Il cibo è al centro dei nostri bisogni quotidiani, ed è anche un tema piacevole da scoprire e di cui conversare. Oltre a essere il tema portante dell’Expo 2015 di Milano, rappresenta uno dei business del futuro.

Per esempio, anche se l’E-commerce non ha trasformato l’industria alimentare il modo in cui ha fatto per molti altri mercati al dettaglio, è chiaro il trend (Italia compresa) che vede i consumatori andare online per fare la spesa e per prenotare il ristorante. Il fenomeno di Esselunga, che fattura più di 100 milioni di euro grazie all’online, di PizzaBo, con il suo milione di ordini di pizza ogni anno, o dei mercati a chilometro zero sono evidenti. Negli USA sono partite startup per la consegna del cibo come Blue Apron o Instacart, con un modello che offre grande esposizione a nuovi marchi o ad agricoltori. Nel 2014 questo tipo di imprese ha fatturato un totale di 1,56 miliardi di dollari, secondo la società di ricerche CB Insights. Ma, come in ogni settore nuovo, i nuovi operatori devono affrontare una forte concorrenza.

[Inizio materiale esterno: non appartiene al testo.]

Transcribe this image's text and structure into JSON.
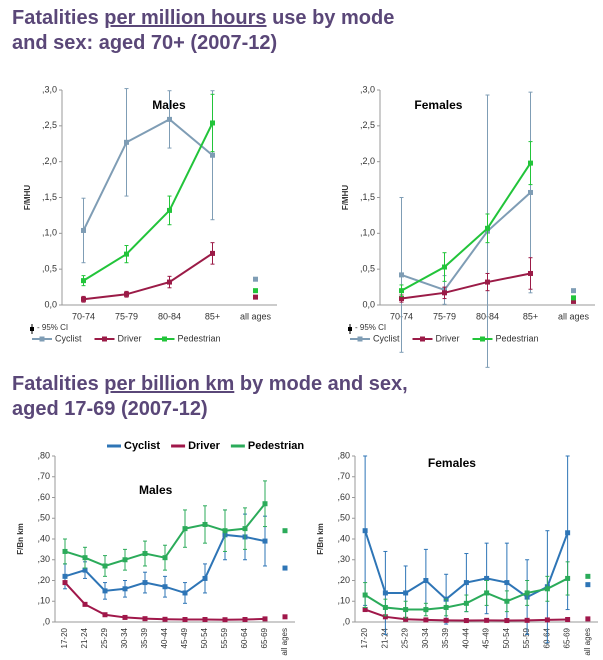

Uno di questi è Wholeshare, un club di acquisto online che offre ai consumatori “eco-oriented” sconti su ordini di gruppo. Tutto è cominciato con un desiderio di offrire cibo a buon mercato, reperito direttamente dagli agricoltori, mettendo insieme tante persone per spuntare prezzi da ingrosso. Ma questi club di acquisto hanno problemi logistici, di scelta individuale dei prodotti e di raccolta del denaro da parte di tutti. La freschezza del cibo necessita di velocità ed efficienza: la risposta sta nell’E-commerce, è evidente. Wholeshare ha lanciato il suo sito nel 2011 e per gli acquirenti lo sconto va dal 30 al 50 per cento su circa 15.000 prodotti, più di quanti si possano trovare nei negozi.

Altro tema scottante è legato al beverage:  siamo tutti cresciuti tra bevande gassate ed energetiche di moda, ma ora il mercato è alla ricerca dell’esatto contrario: una bibita che ci aiuti a rilassarci. Con più di 70 milioni di consumatori statunitensi che hanno difficoltà a dormire, questo settore rappresenta un’opportunità particolarmente attraente, tanto da incrementare di sicuro i 150 milioni dollari che oggi fattura. L’obiettivo di Just Chill, una startup californiana fondata da 4 studenti della University of California-Santa Barbara, è stato la creazione di una bevanda all’aroma “tropicale” con un profilo di calorie medio che avrebbe aiutato chiunque a rilassarsi senza sonnolenza e a concentrarsi senza caffeina. L’ingrediente segreto sarebbe la dopamina estratta dal tè verde, la L-teanina, dal piacevole retrogusto conosciuto come umami (lo stesso scatenato dai funghi). Oggi, Just Chill è disponibile in tre gusti leggermente gassati nei negozi di tutti gli Stati Uniti occidentali, ed è un pioniere nel settore in rapida crescita noto come “bevande relax.”

Il terzo business che abbiamo analizzato è quello del software capace di aumentare i profitti degli agricoltori, un settore destinato a crescere dai 1,5 miliardi ai 2 miliardi di dollari nel 2019. I nuovi operatori devono essere preparati a lavorare sui big data, ma aziende come la FarmLogs, una società che realizza software per la gestione agricola, ha raccolto nel 2014 ben 14 milioni di dollari di finanziamenti serie A da parte di fondi VC. La missione dell’azienda è semplice: aiutare gli agricoltori fanno i loro campi più redditizi. Oggi tutte le nuove macchine agricole hanno sensori integrati che registrano tutto, dalle precipitazioni alla composizione del terreno, ma FarmLogs costruisce il software che aggrega i dati raccolti sul campo e li analizza, anche attraverso telerilevamento, senza dover installare sensori fisici. Mentre i contadini tradizionalmente piantano la stessa quantità di semi e mettono la stessa quantità di acqua e fertilizzanti per interi appezzamenti di terreno, quelli più moderni sanno che vi è un’enorme variabilità all’interno campi coltivati. FarmLogs li aiuta a fare “agricoltura di precisione”. Oggi, più di 50.000 aziende agricole degli Stati Uniti usano software FarmLogs, secondo la società.

Il futuro è quindi anche nella trasformazione delle attività tradizionali in nuovi business, grazie alle tecnologie.